Jan Cienski in Warsaw -
EU structural funds helped save the Polish economy from recession in 2009 and modernise the country, which is why Warsaw is pushing so hard to ensure that the next EU budget is at least as generous as the current one. That has put the centre-right government of Prime Minister Donald Tusk on a collision course with the UK government of David Cameron, which is leading the resistance to a large budget for 2014-2020.
"Do you know what hypocrisy is?" Tusk asked at a recent summit of leaders of the European People's Party, the grouping to which his Civic Platform party belongs. "Hypocrisy is when politicians call for 'more Europe' and then the next day in the same place say 'a smaller European budget'."
For Poland, another generous budget is key to the country's hopes of continuing to swiftly catch up to Western European living standards. "I am convinced that Polish ambitions of a sum of PLN300bn (€73bn) - which will enable Poland to keep up growth and its tempo of development - is a realistic but difficult goal," Tusk told parliament recently.
Poland has been the largest beneficiary of the current 2007-2013 budget, and the results of that €67bn in EU funds can be seen around the country, from new sewerage plants to hi-tech incubators, new computers for civil servants and, most visibly, an enormous construction programme that has seen Poland finally acquire the rudiments of a modern highway system. "Five years ago we hardly had motorways. We now have key motorways covering much of the country and will be completing the network to 2020," says Jacek Rostowski, the finance minister.
Elzbieta Bienkowska, the regional development minister, estimates that about half of Poland's GDP growth in 2009 - when every other EU country was in recession but Poland managed to eke out a 1.7% expansion - was due to structural funds. She estimates that the country's growth rate over the last three years has been 0.7 percentage points higher than would be the case without the injection of structural funds.
Poland has been shoring up its case for a generous budget by arguing that the billions it receives in EU funds also benefits older member states, claiming that for every euro Poland is set to receive from 2004-2015, 46 euro cents flow back to the EU-15 in the form of sales and contracts.
So far Poland has signed contracts worth PLN223bn in EU funds, 79.6% of the country's allocation for the 2007-2013 budget, and there are few doubts that Poland will not manage to get all the money coming to it, in the same way that it absorbed all available EU funds in its first EU budget from 2004-2006.
Those kinds of figures have put the fight into Polish diplomats during the current negotiations over the next EU budget. A few weeks ago, Poland was fairly certain that the next budget would be even more generous than the current one. Jerzy Buzek, a former prime minister and head of the European parliament, said recently that he was confident that Poland would get as much as €80bn in the upcoming budget. "That is an enormous sum," he told the newseria agency. "Even if it turns out that Poland gets a few percent less - and at the moment I don't see such a possibility - that would mean we'd get €75bn or €77bn."

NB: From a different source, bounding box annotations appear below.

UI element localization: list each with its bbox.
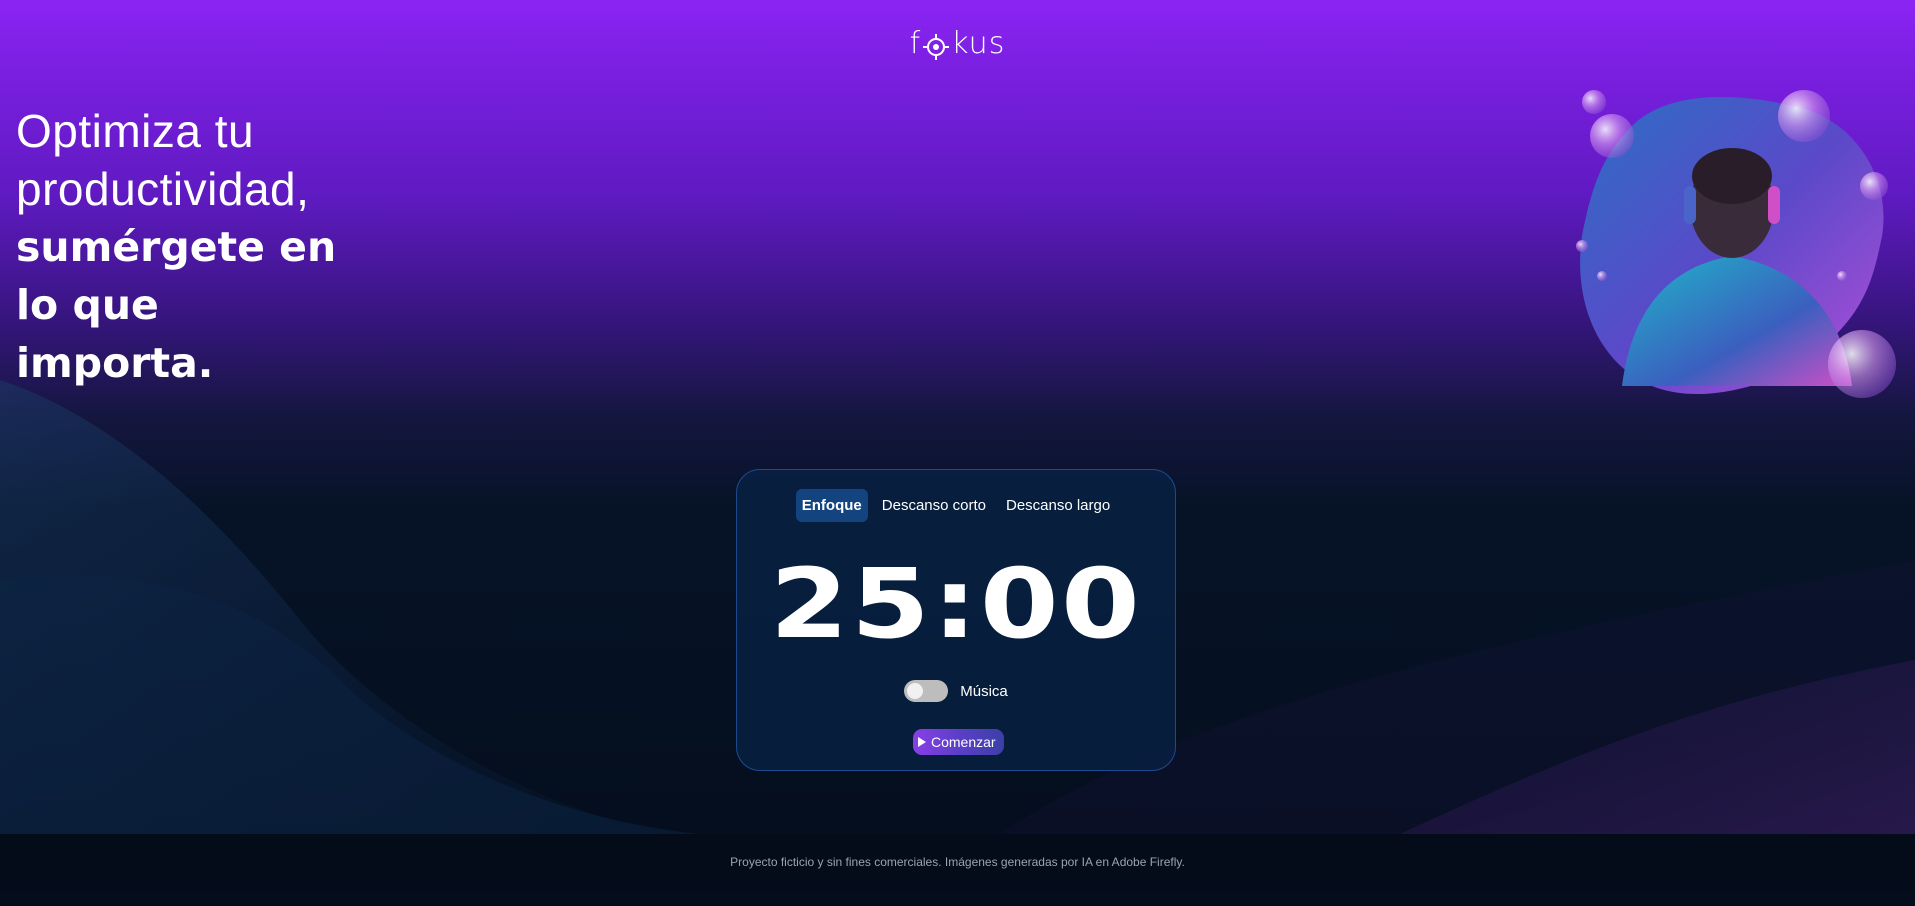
play-icon: [918, 737, 926, 747]
logo-text-end: kus: [951, 26, 1006, 61]
toggle-knob: [907, 683, 924, 699]
hero-line-1: Optimiza tu: [16, 105, 255, 157]
music-label: Música: [960, 682, 1008, 700]
tab-short-break[interactable]: Descanso corto: [876, 489, 992, 522]
logo-text-start: f: [909, 26, 922, 61]
timer-display: 25:00: [769, 548, 1143, 660]
music-toggle-row: Música: [737, 680, 1175, 702]
hero-line-2: productividad,: [16, 163, 310, 215]
pomodoro-card: Enfoque Descanso corto Descanso largo 25…: [736, 469, 1176, 771]
footer-disclaimer: Proyecto ficticio y sin fines comerciale…: [730, 855, 1185, 869]
hero-line-4: lo que: [16, 281, 159, 329]
tab-long-break[interactable]: Descanso largo: [1000, 489, 1116, 522]
footer: Proyecto ficticio y sin fines comerciale…: [0, 834, 1915, 890]
start-button[interactable]: Comenzar: [913, 729, 1004, 755]
target-icon: [922, 31, 950, 61]
mode-tabs: Enfoque Descanso corto Descanso largo: [737, 489, 1175, 522]
hero-illustration: [1576, 90, 1896, 398]
start-button-label: Comenzar: [931, 734, 996, 750]
hero-headline: Optimiza tu productividad, sumérgete en …: [16, 102, 396, 392]
header: f kus: [0, 26, 1915, 61]
fokus-logo[interactable]: f kus: [910, 26, 1006, 61]
music-toggle[interactable]: [904, 680, 949, 702]
hero-line-3: sumérgete en: [16, 223, 337, 271]
tab-focus[interactable]: Enfoque: [795, 489, 868, 522]
hero-line-5: importa.: [16, 339, 214, 387]
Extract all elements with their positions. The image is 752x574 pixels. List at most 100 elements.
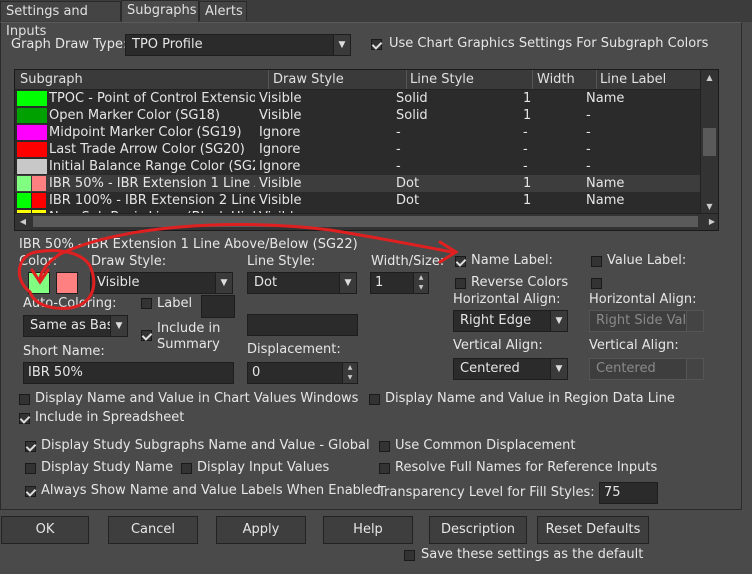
label-text-input[interactable] — [247, 314, 358, 336]
subgraph-color-swatch[interactable] — [17, 125, 47, 140]
line-label-cell: Name — [586, 176, 625, 191]
width-cell: 1 — [523, 91, 532, 106]
value-reverse-checkbox[interactable] — [591, 278, 602, 289]
auto-coloring-select[interactable]: Same as Bas ▼ — [23, 315, 128, 337]
reset-defaults-button[interactable]: Reset Defaults — [537, 516, 649, 544]
subgraph-color-swatch[interactable] — [17, 176, 31, 191]
chevron-down-icon: ▼ — [550, 311, 567, 331]
displacement-value: 0 — [252, 365, 261, 380]
hscrollbar-thumb[interactable] — [33, 216, 698, 227]
primary-color-swatch[interactable] — [28, 272, 50, 294]
short-name-input[interactable]: IBR 50% — [23, 362, 234, 384]
table-row[interactable]: TPOC - Point of Control Extension L... Vi… — [15, 90, 703, 107]
label-color-box[interactable] — [201, 295, 235, 318]
subgraph-color-swatch[interactable] — [17, 159, 47, 174]
always-show-labels-checkbox[interactable] — [25, 486, 36, 497]
column-header-width[interactable]: Width — [537, 72, 575, 87]
line-style-value: Dot — [254, 275, 278, 290]
column-header-draw-style[interactable]: Draw Style — [273, 72, 344, 87]
help-button[interactable]: Help — [323, 516, 413, 544]
width-size-label: Width/Size: — [371, 254, 445, 269]
scroll-right-icon[interactable]: ▶ — [704, 214, 718, 229]
vertical-scrollbar[interactable]: ▲ ▼ — [700, 70, 718, 215]
draw-style-value: Visible — [97, 275, 140, 290]
table-row[interactable]: Initial Balance Range Color (SG21) Ignore… — [15, 158, 703, 175]
subgraph-name-cell: TPOC - Point of Control Extension L... — [49, 91, 255, 106]
use-chart-graphics-label: Use Chart Graphics Settings For Subgraph… — [389, 36, 709, 51]
tab-subgraphs[interactable]: Subgraphs — [121, 0, 199, 22]
line-label-cell: Name — [586, 91, 625, 106]
line-label-cell: - — [586, 108, 591, 123]
subgraph-color-swatch[interactable] — [17, 142, 47, 157]
column-header-subgraph[interactable]: Subgraph — [20, 72, 83, 87]
subgraph-secondary-color-swatch[interactable] — [32, 193, 46, 208]
displacement-input[interactable]: 0 ▲ ▼ — [247, 362, 358, 384]
subgraph-secondary-color-swatch[interactable] — [32, 176, 46, 191]
secondary-color-swatch[interactable] — [56, 272, 78, 294]
value-label-checkbox[interactable] — [591, 256, 602, 267]
subgraph-color-swatch[interactable] — [17, 193, 31, 208]
tab-settings-and-inputs[interactable]: Settings and Inputs — [0, 1, 121, 39]
description-button[interactable]: Description — [429, 516, 527, 544]
use-common-displacement-checkbox[interactable] — [379, 441, 390, 452]
tab-alerts[interactable]: Alerts — [199, 1, 247, 21]
value-horizontal-align-select[interactable]: Right Side Valu — [589, 310, 704, 332]
transparency-input[interactable]: 75 — [599, 482, 658, 504]
display-study-name-label: Display Study Name — [41, 460, 174, 475]
subgraph-color-swatch[interactable] — [17, 108, 47, 123]
chevron-down-icon: ▼ — [110, 316, 127, 336]
scroll-left-icon[interactable]: ◀ — [15, 214, 31, 229]
save-default-checkbox[interactable] — [404, 550, 415, 561]
chevron-down-icon — [686, 311, 703, 331]
display-input-values-checkbox[interactable] — [181, 463, 192, 474]
draw-style-cell: Ignore — [259, 125, 301, 140]
table-row[interactable]: IBR 50% - IBR Extension 1 Line Ab... Visi… — [15, 175, 703, 192]
horizontal-align-select[interactable]: Right Edge ▼ — [453, 310, 568, 332]
value-vertical-align-label: Vertical Align: — [589, 338, 679, 353]
horizontal-scrollbar[interactable]: ◀ ▶ — [15, 213, 718, 230]
value-horizontal-align-value: Right Side Valu — [596, 313, 695, 328]
subgraph-color-swatch[interactable] — [17, 91, 47, 106]
use-chart-graphics-checkbox[interactable] — [371, 39, 382, 50]
reverse-colors-checkbox[interactable] — [455, 278, 466, 289]
resolve-full-names-label: Resolve Full Names for Reference Inputs — [395, 460, 658, 475]
scroll-up-icon[interactable]: ▲ — [701, 70, 718, 86]
table-row[interactable]: IBR 100% - IBR Extension 2 Line A... Visi… — [15, 192, 703, 209]
chevron-down-icon: ▼ — [333, 35, 350, 55]
subgraph-table: Subgraph Draw Style Line Style Width Lin… — [14, 69, 719, 231]
table-row[interactable]: Open Marker Color (SG18) Visible Solid 1 - — [15, 107, 703, 124]
display-study-name-checkbox[interactable] — [25, 463, 36, 474]
ok-button[interactable]: OK — [1, 516, 89, 544]
name-label-checkbox[interactable] — [455, 256, 466, 267]
line-style-label: Line Style: — [247, 254, 316, 269]
value-vertical-align-select[interactable]: Centered — [589, 358, 704, 380]
display-chart-values-checkbox[interactable] — [19, 394, 30, 405]
resolve-full-names-checkbox[interactable] — [379, 463, 390, 474]
line-style-select[interactable]: Dot ▼ — [247, 272, 357, 294]
label-checkbox[interactable] — [141, 298, 152, 309]
draw-style-select[interactable]: Visible ▼ — [90, 272, 233, 294]
display-region-checkbox[interactable] — [369, 394, 380, 405]
width-cell: - — [523, 125, 528, 140]
table-header: Subgraph Draw Style Line Style Width Lin… — [15, 70, 718, 90]
width-size-input[interactable]: 1 ▲ ▼ — [370, 272, 429, 294]
column-header-line-label[interactable]: Line Label — [600, 72, 666, 87]
column-header-line-style[interactable]: Line Style — [410, 72, 474, 87]
table-row[interactable]: Midpoint Marker Color (SG19) Ignore - - - — [15, 124, 703, 141]
tab-bar: Settings and Inputs Subgraphs Alerts — [0, 0, 752, 39]
cancel-button[interactable]: Cancel — [108, 516, 198, 544]
chevron-down-icon — [686, 359, 703, 379]
width-spinner[interactable]: ▲ ▼ — [413, 273, 428, 293]
apply-button[interactable]: Apply — [216, 516, 306, 544]
line-style-cell: - — [396, 125, 401, 140]
include-spreadsheet-checkbox[interactable] — [19, 413, 30, 424]
transparency-value: 75 — [604, 485, 621, 500]
graph-draw-type-select[interactable]: TPO Profile ▼ — [125, 34, 351, 56]
display-global-checkbox[interactable] — [25, 441, 36, 452]
table-row[interactable]: Last Trade Arrow Color (SG20) Ignore - - - — [15, 141, 703, 158]
include-summary-checkbox[interactable] — [141, 330, 152, 341]
displacement-spinner[interactable]: ▲ ▼ — [342, 363, 357, 383]
vertical-align-select[interactable]: Centered ▼ — [453, 358, 568, 380]
scrollbar-thumb[interactable] — [703, 128, 716, 156]
value-horizontal-align-label: Horizontal Align: — [589, 292, 697, 307]
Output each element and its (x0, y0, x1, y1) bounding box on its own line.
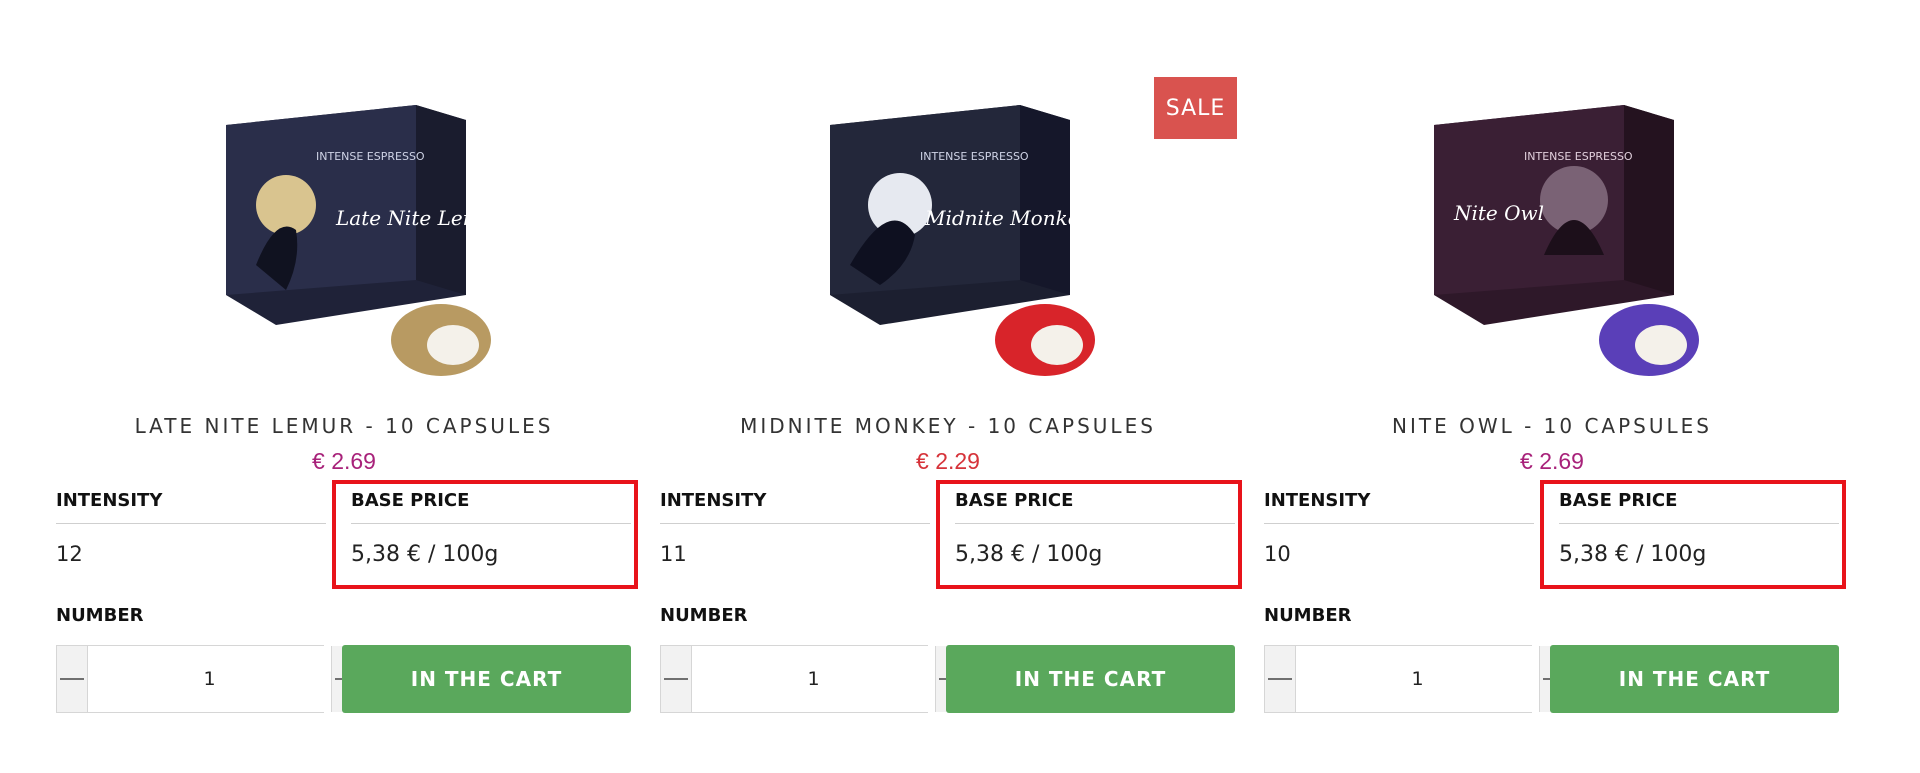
product-title[interactable]: NITE OWL - 10 CAPSULES (1264, 414, 1840, 438)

But those hopes now look to be in increasing danger in part due to British resistance and in part because of growing donor fatigue among the richer members of the EU. An added danger is the growing pressure to create a separate budget for the Eurozone, something that could be worth as much as €20bn - which the UK wants to link with the broader EU budget but which most member countries want to keep separate. "This, at least in the short term, does not create a danger for us," said Radoslaw Sikorski, the foreign minister.
Finance Minister Rostowski has been a bit more ambivalent, saying: "We feel that this would not be an especially good idea, although one can could imagine a situation where the current European budget would be the same even so. And if the Eurozone countries were to contribute towards an additional budget for just the zone then we would not have anything against that as it is in Poland's interest for the Eurozone to be stable and safe."
Warsaw is also trying to pressure the UK to give up its fight. In a hard-hitting interview with the Gazeta Wyborcza newspaper, Sikorski warned that Poland is paying towards the UK rebate won by Margaret Thatcher. "A generous budget and structural funds, used to finance infrastructure projects, is an effective way of stimulating economic growth and everyone benefits, because highways or internet networks built from EU funds benefit companies for all sorts of EU countries," said Sikorski.
Sikorski in October urged Euro MPs from the right-wing opposition, which sits in the European Conservatives and Reformists grouping in the European parliament together with the British Conservatives, to use whatever influence they have to sway the British. "This is the moment to use influence for a key issue for Poland," he said.